Рылеев остановился писать и посмотрел снизу вверх на Николая. Тот внимательно читал написанное.
— Кто сей? — Николай указал на фамилию Пущина. «Они узнали бы это все равно, — подумал Рылеев и приписал: Иван Иванович Пущин, коллежский асессор, служит в 1-м департаменте московского надворного суда». Рылеев снова вопросительно смотрел на него.
— Все ли ты написал, что хотел? — мягко спросил Николай.
— Сейчас, государь, — раз начав, Кондратий Федорович не мог остановиться. Ему казалось, что какая–то важная мысль упущена. Он снова начал писать.
«Открыв откровенно и решительно что мне известно, я прошу одной милости — пощадить молодых людей, вовлеченных в общество, и вспомнить, что дух времени такая сила, пред которою они не в состоянии были устоять».
— Хорошо, я понял, — сказал Николай, — а теперь отдай свои показания генералу Толю.
Рылеев встал и, пройдя через комнату, отдал исписанный лист в руки генералу. Николай сел на свое место. Толь внимательно прочел написанное, придерживая пенсне и шевеля толстыми губами, потом расписался в углу, квадратными буквами: «Что он сие показал, то утверждаю моею подписью. Генерал–адъютант барон Толь». Генерал положил перо и внимательно посмотрел на Рылеева.
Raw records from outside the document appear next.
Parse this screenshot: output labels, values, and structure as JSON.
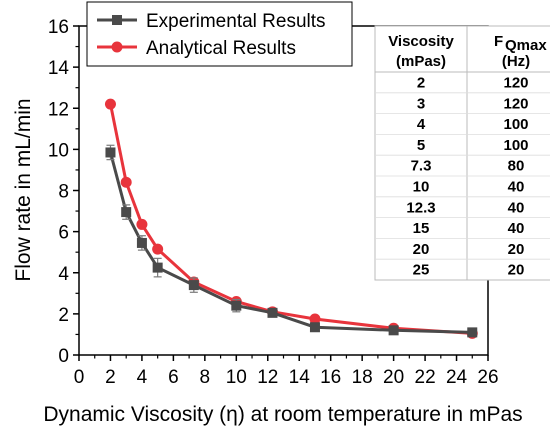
{
  "chart_data": {
    "type": "line",
    "xlabel": "Dynamic Viscosity (η) at room temperature in mPas",
    "ylabel": "Flow rate in mL/min",
    "xlim": [
      0,
      26
    ],
    "ylim": [
      0,
      16
    ],
    "xticks": [
      "0",
      "2",
      "4",
      "6",
      "8",
      "10",
      "12",
      "14",
      "16",
      "18",
      "20",
      "22",
      "24",
      "26"
    ],
    "yticks": [
      "0",
      "2",
      "4",
      "6",
      "8",
      "10",
      "12",
      "14",
      "16"
    ],
    "grid": false,
    "legend_position": "top-left",
    "series": [
      {
        "name": "Experimental Results",
        "color": "#4a4a4a",
        "marker": "square",
        "x": [
          2,
          3,
          4,
          5,
          7.3,
          10,
          12.3,
          15,
          20,
          25
        ],
        "y": [
          9.85,
          6.95,
          5.45,
          4.25,
          3.4,
          2.4,
          2.05,
          1.35,
          1.2,
          1.1
        ],
        "error": [
          0.35,
          0.35,
          0.35,
          0.45,
          0.35,
          0.3,
          0.15,
          0.1,
          0.15,
          0.2
        ]
      },
      {
        "name": "Analytical Results",
        "color": "#e8343c",
        "marker": "circle",
        "x": [
          2,
          3,
          4,
          5,
          7.3,
          10,
          12.3,
          15,
          20,
          25
        ],
        "y": [
          12.2,
          8.4,
          6.35,
          5.15,
          3.55,
          2.6,
          2.1,
          1.75,
          1.3,
          1.05
        ]
      }
    ],
    "table": {
      "headers": [
        {
          "main": "Viscosity",
          "sub": "",
          "unit": "(mPas)"
        },
        {
          "main": "F",
          "sub": "Qmax",
          "unit": "(Hz)"
        }
      ],
      "rows": [
        [
          "2",
          "120"
        ],
        [
          "3",
          "120"
        ],
        [
          "4",
          "100"
        ],
        [
          "5",
          "100"
        ],
        [
          "7.3",
          "80"
        ],
        [
          "10",
          "40"
        ],
        [
          "12.3",
          "40"
        ],
        [
          "15",
          "40"
        ],
        [
          "20",
          "20"
        ],
        [
          "25",
          "20"
        ]
      ]
    }
  }
}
— Вы тут пишете: дух времени, милейший… дух времени…
— Да, генерал? — Толь со своим пенсне и немецким акцентом был ему неприятен.
— А не кажется ли вам, что… не вздор ли затевает молодость, не достаточны ли для нас примеры новейших времен, где революции затевают для собственных расчетов?
Рылеев выпрямился. Какие расчеты?
— Невзирая на то, что вам всех виновных выдал, — ответил он холодно, — я сам скажу, что для счастия России полагаю конституционное правление самым наивыгоднейшим и остаюсь при сем мнении.
Николай слегка улыбнулся — или ему показалось?
— С нашим образованием выйдет это совершенная анархия, — покачал головой Толь.
— Рылеев, — поднял голову Николай, который в этот момент что–то быстро писал, — я ценю твои собственноручные признания. Я велю дать тебе перьев и бумаги и хочу, чтобы ты писал мне все, что сочтешь нужным. Излагай свои мысли свободно — мне сие важно. До встречи, Рылеев.
Кондратий Федорович поклонился. Николай позвонил и отдал вошедшему фельдъегерю записку.